India had warned Sri Lanka about Easter bombings in advance on the basis of raids on ISIS modules in India

Several reports have come into the forefront which confirms that the Indian authorities had passed clear intel to Sri Lanka regarding the dastardly coordinated blasts at churches and hotels on the Easter Sunday in Sri Lanka, leaving 253 people dead and several hundred injured.

The NIA had procured several videos featuring Zahran Hashim, one of the nine suicide bombers involved in the blast, in the electronic devices of the seven alleged ISIS activists arrested in September last year in Coimbatore. NIA had conducted raids in several places last year in the case of an alleged plot to kill Hindu outfit leaders by ISIS-inspired terrorists. These ISIS activists were allegedly radicalised by Hashim on his visit to India. They had plotted to kill several Hindu leaders, including Hindu Makkal Katchi chief Arjun Sampath and Hindu Munnani leader Mookambikai Mani.

On the basis of these videos, the Indian Authorities identified Hashim as the leader of National Thowheed Jamaath (NTJ) and led investigators to believe Hashim was planning “something big” in Sri Lanka. On the basis of this information from NIA, Indian authorities alerted their Sri Lankan counterparts on April 4 about possible attacks.

Indian investigators have found Hashim visited Malappuram in Kerala and Coimbatore, Tiruchirappalli, Tirunelveli, Vellore and Nagapattinam in Tamil Nadu. He is also suspected to have been involved in a smuggling racket between Ramanathapuram on India’s eastern coast and Kalpitiya on the north-western coast of Sri Lanka.

In fact, Hashim had headed the National Thowheeth Jama’ath, a group which took the responsibility of the Sri Lankan attack.

Security forces first identified Hashim in the video circulated by Islamic State claiming to be responsible for the attacks. He was seen leading a group of seven men in an oath of allegiance to the IS chief.

Following this, the security forces have been on a desperate hunt for the 40-year-old prime suspect.
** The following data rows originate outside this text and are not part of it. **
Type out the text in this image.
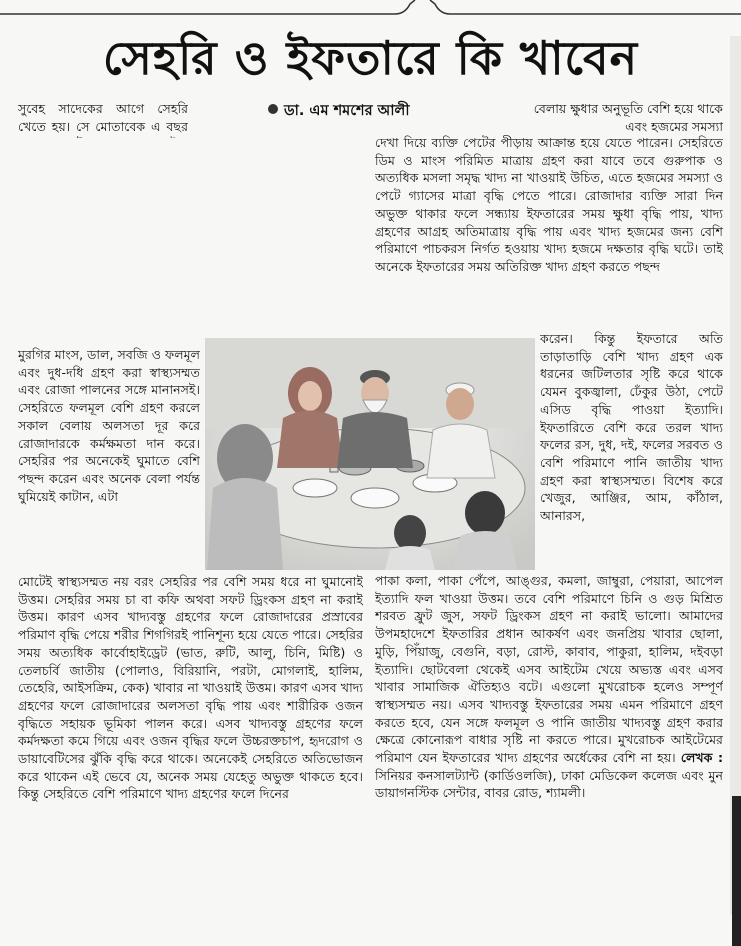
সেহরি ও ইফতারে কি খাবেন
ডা. এম শমশের আলী

সুবেহ সাদেকের আগে সেহরি খেতে হয়। সে মোতাবেক এ বছর

মুরগির মাংস, ডাল, সবজি ও ফলমূল এবং দুধ-দধি গ্রহণ করা স্বাস্থ্যসম্মত এবং রোজা পালনের সঙ্গে মানানসই। সেহরিতে ফলমূল বেশি গ্রহণ করলে সকাল বেলায় অলসতা দূর করে রোজাদারকে কর্মক্ষমতা দান করে। সেহরির পর অনেকেই ঘুমাতে বেশি পছন্দ করেন এবং অনেক বেলা পর্যন্ত ঘুমিয়েই কাটান, এটা

মোটেই স্বাস্থ্যসম্মত নয় বরং সেহরির পর বেশি সময় ধরে না ঘুমানোই উত্তম। সেহরির সময় চা বা কফি অথবা সফট ড্রিংকস গ্রহণ না করাই উত্তম। কারণ এসব খাদ্যবস্তু গ্রহণের ফলে রোজাদারের প্রস্রাবের পরিমাণ বৃদ্ধি পেয়ে শরীর শিগগিরই পানিশূন্য হয়ে যেতে পারে। সেহরির সময় অত্যধিক কার্বোহাইড্রেট (ভাত, রুটি, আলু, চিনি, মিষ্টি) ও তেলচর্বি জাতীয় (পোলাও, বিরিয়ানি, পরটা, মোগলাই, হালিম, তেহেরি, আইসক্রিম, কেক) খাবার না খাওয়াই উত্তম। কারণ এসব খাদ্য গ্রহণের ফলে রোজাদারের অলসতা বৃদ্ধি পায় এবং শারীরিক ওজন বৃদ্ধিতে সহায়ক ভূমিকা পালন করে। এসব খাদ্যবস্তু গ্রহণের ফলে কর্মদক্ষতা কমে গিয়ে এবং ওজন বৃদ্ধির ফলে উচ্চরক্তচাপ, হৃদরোগ ও ডায়াবেটিসের ঝুঁকি বৃদ্ধি করে থাকে। অনেকেই সেহরিতে অতিভোজন করে থাকেন এই ভেবে যে, অনেক সময় যেহেতু অভুক্ত থাকতে হবে। কিন্তু সেহরিতে বেশি পরিমাণে খাদ্য গ্রহণের ফলে দিনের

বেলায় ক্ষুধার অনুভূতি বেশি হয়ে থাকে এবং হজমের সমস্যা

দেখা দিয়ে ব্যক্তি পেটের পীড়ায় আক্রান্ত হয়ে যেতে পারেন। সেহরিতে ডিম ও মাংস পরিমিত মাত্রায় গ্রহণ করা যাবে তবে গুরুপাক ও অত্যধিক মসলা সমৃদ্ধ খাদ্য না খাওয়াই উচিত, এতে হজমের সমস্যা ও পেটে গ্যাসের মাত্রা বৃদ্ধি পেতে পারে। রোজাদার ব্যক্তি সারা দিন অভুক্ত থাকার ফলে সন্ধ্যায় ইফতারের সময় ক্ষুধা বৃদ্ধি পায়, খাদ্য গ্রহণের আগ্রহ অতিমাত্রায় বৃদ্ধি পায় এবং খাদ্য হজমের জন্য বেশি পরিমাণে পাচকরস নির্গত হওয়ায় খাদ্য হজমে দক্ষতার বৃদ্ধি ঘটে। তাই অনেকে ইফতারের সময় অতিরিক্ত খাদ্য গ্রহণ করতে পছন্দ

করেন। কিন্তু ইফতারে অতি তাড়াতাড়ি বেশি খাদ্য গ্রহণ এক ধরনের জটিলতার সৃষ্টি করে থাকে যেমন বুকজ্বালা, ঢেঁকুর উঠা, পেটে এসিড বৃদ্ধি পাওয়া ইত্যাদি। ইফতারিতে বেশি করে তরল খাদ্য ফলের রস, দুধ, দই, ফলের সরবত ও বেশি পরিমাণে পানি জাতীয় খাদ্য গ্রহণ করা স্বাস্থ্যসম্মত। বিশেষ করে খেজুর, আঞ্জির, আম, কাঁঠাল, আনারস,

পাকা কলা, পাকা পেঁপে, আঙ্গুর, কমলা, জাম্বুরা, পেয়ারা, আপেল ইত্যাদি ফল খাওয়া উত্তম। তবে বেশি পরিমাণে চিনি ও গুড় মিশ্রিত শরবত ফ্রুট জুস, সফট ড্রিংকস গ্রহণ না করাই ভালো। আমাদের উপমহাদেশে ইফতারির প্রধান আকর্ষণ এবং জনপ্রিয় খাবার ছোলা, মুড়ি, পিঁয়াজু, বেগুনি, বড়া, রোস্ট, কাবাব, পাকুরা, হালিম, দইবড়া ইত্যাদি। ছোটবেলা থেকেই এসব আইটেম খেয়ে অভ্যস্ত এবং এসব খাবার সামাজিক ঐতিহ্যও বটে। এগুলো মুখরোচক হলেও সম্পূর্ণ স্বাস্থ্যসম্মত নয়। এসব খাদ্যবস্তু ইফতারের সময় এমন পরিমাণে গ্রহণ করতে হবে, যেন সঙ্গে ফলমূল ও পানি জাতীয় খাদ্যবস্তু গ্রহণ করার ক্ষেত্রে কোনোরূপ বাধার সৃষ্টি না করতে পারে। মুখরোচক আইটেমের পরিমাণ যেন ইফতারের খাদ্য গ্রহণের অর্ধেকের বেশি না হয়। লেখক : সিনিয়র কনসালট্যান্ট (কার্ডিওলজি), ঢাকা মেডিকেল কলেজ এবং মুন ডায়াগনস্টিক সেন্টার, বাবর রোড, শ্যামলী।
Later the President of Sri Lanka, Maithripala Sirisena, confirmed to the media that Zahran Hashim, the Islamist extremist wanted for the Easter bombings in Sri Lanka was killed during the attack at Hotel Shangri-La. The terror leader himself became a suicide bomber to target the hotel.

Local Muslim leaders had, however, confirmed that they had reported against Hashim on several occasions earlier for his extremist views and behaviour, yet no action had been taken against him.

Along with Hashim, the intelligence reports have also revealed that another Sri Lanka bomber, Mohammad Mubarak Azaan, visited India twice in 2017.

Terrorists carried out eight coordinated blasts in Sri Lanka last week detonating explosives especially targetting children, taking the death count to 253 people. While several foreigners were killed in the attacks, Sri Lanka’s minority Christian community was the primary target and suffered tremendously given how crowded the churches were for Easter Mass and the hotels for holiday brunches.

Following the blasts, the Prime Minister of Srilanka had admitted that they had been warned about possible attacks by an Islamist terrorist group. PM Wickremesinghe stated that despite the warning by intelligence agencies, Sri Lanka ‘failed’ to take adequate measures.

The Sri Lankan police have been conducting anti-terror operations after Islamist terror group National Thowheed Jama’ath claimed responsibility for blasts. In a nationwide address, President Maithripala Sirisena revealed that police had arrested around 70 individuals in connection with jihadist activity since the Easter Sunday bombings.

Police in Sri Lanka conducted a series of raids Friday on suspected terrorists and recovered a stockpile of 47 swords alongside counterfeit military uniforms, a suicide bomber jacket, and machetes in one mosque in Colombo’s suburb of Slave Island. In another incident, 15 people died after terrorists detonated their suicide vests when police raided their home. The dead included six children and three women, and the terrorists exchanged gunfire with police before detonating their bombs.